To investigate whether the composition of gut microbiota is circadian rhythmically dependent, data were compared between different ZT timepoints (Figure 4). The abundance of Actinobacteria was diurnally fluctuated in all three groups, and the abundance levels of Bacteroidetes and Firmicutes were diurnally fluctuated (p = 0.003 and 0.006, respectively), in FT mice (Figures 4A–C). Compared to NA mice, both FA and FT mice had a lower Bacteroidetes abundance level and a higher Firmicutes abundance level at ZT0 and ZT12, and the differences at ZT8 and ZT20 were not significant (Figures 4A,B). Compared to FA mice, FT mice had a higher Bacteroidetes abundance level at ZT20 (57.58 ± 10.77% vs. 29.27 ± 11.56%, p = 0.029) and a lower Firmicutes level at ZT20 (35.04 ± 9.38% vs. 52.77 ± 7.73%, p = 0.026).
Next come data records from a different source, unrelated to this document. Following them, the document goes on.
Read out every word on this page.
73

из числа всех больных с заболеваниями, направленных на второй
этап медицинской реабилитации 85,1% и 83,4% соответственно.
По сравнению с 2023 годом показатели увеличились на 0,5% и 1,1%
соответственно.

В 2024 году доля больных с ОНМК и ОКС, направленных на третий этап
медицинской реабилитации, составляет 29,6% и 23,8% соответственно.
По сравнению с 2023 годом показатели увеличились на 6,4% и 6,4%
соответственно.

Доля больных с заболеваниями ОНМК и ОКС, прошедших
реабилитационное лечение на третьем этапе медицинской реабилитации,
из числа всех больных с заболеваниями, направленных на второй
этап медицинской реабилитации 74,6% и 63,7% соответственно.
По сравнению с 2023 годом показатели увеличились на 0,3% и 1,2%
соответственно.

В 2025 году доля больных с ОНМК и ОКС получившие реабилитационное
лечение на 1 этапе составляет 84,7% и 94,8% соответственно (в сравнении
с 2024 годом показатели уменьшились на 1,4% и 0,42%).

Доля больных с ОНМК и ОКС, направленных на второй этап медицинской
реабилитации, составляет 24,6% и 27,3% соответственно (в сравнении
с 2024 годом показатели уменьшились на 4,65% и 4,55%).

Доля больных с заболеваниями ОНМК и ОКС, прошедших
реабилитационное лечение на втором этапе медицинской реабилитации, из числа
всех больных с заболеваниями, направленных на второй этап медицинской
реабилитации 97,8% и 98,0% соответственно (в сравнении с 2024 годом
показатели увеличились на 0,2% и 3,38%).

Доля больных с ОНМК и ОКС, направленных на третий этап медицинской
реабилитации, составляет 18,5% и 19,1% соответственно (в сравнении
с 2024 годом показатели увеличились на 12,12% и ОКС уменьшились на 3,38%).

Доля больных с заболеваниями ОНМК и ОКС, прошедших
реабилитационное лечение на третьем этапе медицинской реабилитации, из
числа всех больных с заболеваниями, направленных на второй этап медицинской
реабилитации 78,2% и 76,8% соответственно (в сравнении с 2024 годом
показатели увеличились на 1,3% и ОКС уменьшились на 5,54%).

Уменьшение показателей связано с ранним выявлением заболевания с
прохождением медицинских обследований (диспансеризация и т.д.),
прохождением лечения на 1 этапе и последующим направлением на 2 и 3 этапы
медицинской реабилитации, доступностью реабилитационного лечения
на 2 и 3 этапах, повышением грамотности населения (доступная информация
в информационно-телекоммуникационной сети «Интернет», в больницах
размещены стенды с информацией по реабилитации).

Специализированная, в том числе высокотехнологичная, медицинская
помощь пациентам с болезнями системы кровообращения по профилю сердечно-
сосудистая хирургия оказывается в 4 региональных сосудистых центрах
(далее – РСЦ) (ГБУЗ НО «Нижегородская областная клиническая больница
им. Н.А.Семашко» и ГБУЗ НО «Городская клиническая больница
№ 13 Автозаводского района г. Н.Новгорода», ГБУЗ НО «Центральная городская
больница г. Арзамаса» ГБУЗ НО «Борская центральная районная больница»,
And FT mice had a slightly higher Bacteroidetes abundance level and lower Firmicutes abundance level at other timepoints compared to FA mice, but the differences were not significant. The abundance levels of several subphylum categories were analyzed and compared between ZT timepoints (see Additional File S5). The relative abundance of family Lachnospiraceae showed oscillation between timepoints in NA and FT mice (p = 0.010 and 0.045, respectively), but not in FA mice (p = 0.2769). Abundance levels of family Ruminococcacea also showed a circadian rhythm in NA and FT mice (p = 0.012 and 0.037, respectively), while no rhythm in FA mice (p = 0.249).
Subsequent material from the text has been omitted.